Yes. I view ACIP as tied to the CDC and the label as linked to the FDA. The dosing schedule is determined by the FDA, and I want to highlight that the dosing schedule for GARDASIL has undergone extensive review by the FDA. As we transitioned from three doses to two doses, the FDA requires substantial evidence to make changes to the schedule. Additionally, we have engaged in discussions with the FDA to explore the possibility of conducting a randomized controlled trial that could modify the schedules for GARDASIL and GARDASIL-9 for both men and women. The FDA maintains strict standards for this proof. I believe the strong track record of efficacy and safety may impact the FDA's stringent criteria for anyone looking to alter the label. While I can't predict outcomes, it seems likely that the FDA's careful focus on dosing and scheduling will be significant for the CDC as they consider creating a schedule that deviates from the FDA's label.

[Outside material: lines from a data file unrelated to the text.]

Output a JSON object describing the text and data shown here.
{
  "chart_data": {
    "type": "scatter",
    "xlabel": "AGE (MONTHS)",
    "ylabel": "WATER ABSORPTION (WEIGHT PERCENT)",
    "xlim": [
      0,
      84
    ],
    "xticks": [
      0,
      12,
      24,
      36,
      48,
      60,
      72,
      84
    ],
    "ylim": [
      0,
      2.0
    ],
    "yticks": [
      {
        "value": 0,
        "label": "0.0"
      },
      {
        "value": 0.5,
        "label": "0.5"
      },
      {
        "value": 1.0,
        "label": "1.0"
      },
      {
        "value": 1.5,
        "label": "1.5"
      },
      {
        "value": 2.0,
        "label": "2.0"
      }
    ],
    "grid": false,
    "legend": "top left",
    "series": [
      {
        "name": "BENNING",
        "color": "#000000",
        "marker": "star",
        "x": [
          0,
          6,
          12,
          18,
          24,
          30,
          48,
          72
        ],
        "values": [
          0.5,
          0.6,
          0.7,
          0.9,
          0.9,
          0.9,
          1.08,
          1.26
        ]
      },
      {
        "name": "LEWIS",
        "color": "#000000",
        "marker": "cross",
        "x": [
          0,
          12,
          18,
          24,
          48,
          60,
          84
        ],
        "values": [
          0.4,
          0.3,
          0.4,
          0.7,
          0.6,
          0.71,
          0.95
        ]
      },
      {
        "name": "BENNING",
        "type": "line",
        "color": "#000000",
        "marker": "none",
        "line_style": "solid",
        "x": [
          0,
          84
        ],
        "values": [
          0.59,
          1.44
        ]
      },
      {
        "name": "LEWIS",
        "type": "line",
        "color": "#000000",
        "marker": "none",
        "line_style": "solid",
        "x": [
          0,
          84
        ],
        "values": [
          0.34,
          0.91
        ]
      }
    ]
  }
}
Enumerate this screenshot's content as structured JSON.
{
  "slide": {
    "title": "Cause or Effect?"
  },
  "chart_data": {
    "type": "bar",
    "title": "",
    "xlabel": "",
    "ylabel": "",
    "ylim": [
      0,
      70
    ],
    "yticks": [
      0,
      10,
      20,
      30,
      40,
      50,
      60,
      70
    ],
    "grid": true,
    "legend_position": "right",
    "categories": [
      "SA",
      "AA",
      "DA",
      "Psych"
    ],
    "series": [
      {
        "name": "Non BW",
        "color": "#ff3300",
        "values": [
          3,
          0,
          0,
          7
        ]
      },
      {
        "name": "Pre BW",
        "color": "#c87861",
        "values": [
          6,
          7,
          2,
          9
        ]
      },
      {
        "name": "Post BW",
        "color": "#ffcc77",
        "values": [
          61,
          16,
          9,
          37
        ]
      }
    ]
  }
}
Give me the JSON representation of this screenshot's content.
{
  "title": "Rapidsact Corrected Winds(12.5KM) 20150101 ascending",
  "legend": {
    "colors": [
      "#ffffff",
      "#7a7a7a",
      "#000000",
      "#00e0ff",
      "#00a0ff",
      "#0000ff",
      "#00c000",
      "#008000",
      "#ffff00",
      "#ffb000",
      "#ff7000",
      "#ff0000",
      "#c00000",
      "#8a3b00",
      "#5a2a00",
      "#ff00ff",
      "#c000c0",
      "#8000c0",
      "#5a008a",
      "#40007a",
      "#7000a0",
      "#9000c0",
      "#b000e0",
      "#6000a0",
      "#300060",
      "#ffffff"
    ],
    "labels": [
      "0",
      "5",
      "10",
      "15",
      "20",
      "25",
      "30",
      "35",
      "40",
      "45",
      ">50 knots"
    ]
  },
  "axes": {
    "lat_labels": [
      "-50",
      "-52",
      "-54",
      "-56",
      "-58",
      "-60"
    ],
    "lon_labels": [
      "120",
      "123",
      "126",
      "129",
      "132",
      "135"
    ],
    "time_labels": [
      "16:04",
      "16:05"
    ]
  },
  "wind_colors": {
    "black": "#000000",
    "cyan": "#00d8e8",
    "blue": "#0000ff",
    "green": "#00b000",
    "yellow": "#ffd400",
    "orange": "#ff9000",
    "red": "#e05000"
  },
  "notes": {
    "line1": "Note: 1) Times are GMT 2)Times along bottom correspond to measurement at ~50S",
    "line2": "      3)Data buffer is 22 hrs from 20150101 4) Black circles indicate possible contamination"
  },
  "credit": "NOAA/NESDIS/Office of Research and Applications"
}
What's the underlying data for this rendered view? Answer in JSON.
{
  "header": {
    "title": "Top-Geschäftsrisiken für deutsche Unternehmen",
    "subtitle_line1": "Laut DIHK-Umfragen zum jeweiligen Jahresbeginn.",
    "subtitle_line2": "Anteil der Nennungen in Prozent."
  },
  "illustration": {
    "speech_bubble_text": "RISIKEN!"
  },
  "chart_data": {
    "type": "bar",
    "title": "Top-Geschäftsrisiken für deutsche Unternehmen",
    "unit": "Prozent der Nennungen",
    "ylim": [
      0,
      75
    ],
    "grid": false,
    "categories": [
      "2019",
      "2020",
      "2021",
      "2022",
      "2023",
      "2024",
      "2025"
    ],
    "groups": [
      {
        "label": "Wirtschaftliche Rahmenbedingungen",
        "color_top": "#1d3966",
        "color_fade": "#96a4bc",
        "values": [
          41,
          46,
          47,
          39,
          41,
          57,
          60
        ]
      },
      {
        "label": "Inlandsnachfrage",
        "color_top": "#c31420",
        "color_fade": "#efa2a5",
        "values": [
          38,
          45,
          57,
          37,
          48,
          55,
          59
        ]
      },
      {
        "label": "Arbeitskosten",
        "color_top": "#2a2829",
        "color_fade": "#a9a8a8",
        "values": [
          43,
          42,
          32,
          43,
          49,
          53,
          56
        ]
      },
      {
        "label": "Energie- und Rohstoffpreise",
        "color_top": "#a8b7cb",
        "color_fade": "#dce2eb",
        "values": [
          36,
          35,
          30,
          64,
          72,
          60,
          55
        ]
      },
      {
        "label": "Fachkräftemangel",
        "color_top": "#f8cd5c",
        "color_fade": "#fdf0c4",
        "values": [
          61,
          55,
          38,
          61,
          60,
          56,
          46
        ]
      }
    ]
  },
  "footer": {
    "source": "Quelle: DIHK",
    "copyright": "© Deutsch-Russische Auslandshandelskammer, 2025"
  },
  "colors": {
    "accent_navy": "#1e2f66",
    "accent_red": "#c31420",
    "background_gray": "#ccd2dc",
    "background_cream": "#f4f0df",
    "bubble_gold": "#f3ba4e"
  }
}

Great. Thanks, Dean. Thanks, James. Rob, a couple of comments to close the call?

Thank you all for your time on the call. To conclude, I want to emphasize our long-term confidence. I acknowledge that the GARDASIL situation in China is a change, but I believe we are making the right decision to address this inventory issue and move forward. This is a short-term event when viewed in the context of our company’s long-term outlook. We anticipate strong growth in the latter half of the year, extending into 2026 and 2027. Furthermore, as we look beyond that, the strength, diversity, and progress of our pipeline are significant. I truly believe that once we fully understand these factors, and while it will take time to obtain proof points, you will see why we have such confidence in our long-term prospects. We are dedicated to demonstrating this and to advancing our pipeline for the patients we serve. Thank you.